Por outro lado, Eduardo Vital Chaves, advogado do Rayes e Fagundes, entende que não há inconstitucionalidade na lei do Piauí, visto que, para ele, a norma se limita a tratar do limite de deságio nas cessões a terceiros de precatórios de natureza alimentar pagos naquele estado, não contradizendo a legislação federal que regulamenta a matéria e nem o artigo 100 da Constituição.
Segundo Chaves, a limitação do deságio em, no máximo, 40% do valor do crédito atualizado, visa evitar especulações e abusos na compra e venda de precatórios. “Sabidamente, o mercado de precatórios trabalha com margens bem agressivas, então a preocupação aqui é que o precatório alimentar não seja alvo de especulações do mercado. Não raros casos, quem vende o precatório se encontra em um momento de vulnerabilidade e urgência, o que faz com que vendam o precatório e não possam aguardar por seu regular pagamento”, avalia.

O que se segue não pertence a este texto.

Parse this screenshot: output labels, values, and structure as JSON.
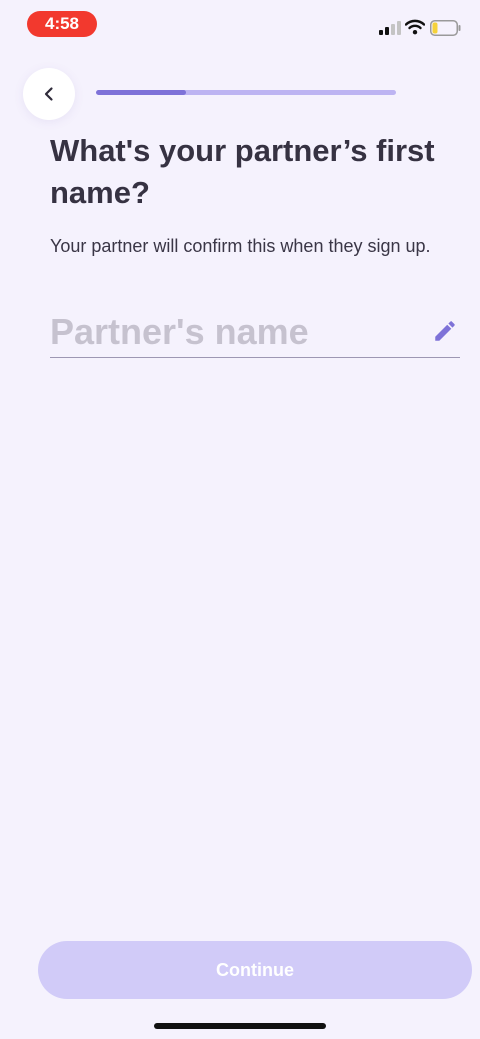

Logo, em sua avaliação, a limitação do deságio é uma ferramenta interessante adotada pelo Piauí. Para Chaves, no entanto, o ponto crítico da lei e que pode trazer insegurança jurídica é o seu art. 3°, ao falar que os casos de violação da lei serão remetidos à autoridade policial para apuração criminal. “Não me parece que é a medida mais coerente. Seria mais coerente, por exemplo que a cessão em percentuais diversos fosse causa de anulação ou revisão das cessões realizadas”, afirma.
A reportagem do JOTA procurou a Procuradoria-Geral do Estado do Piauí (PGE-PI) reiteradas vezes, mas não obteve retorno. O espaço segue aberto.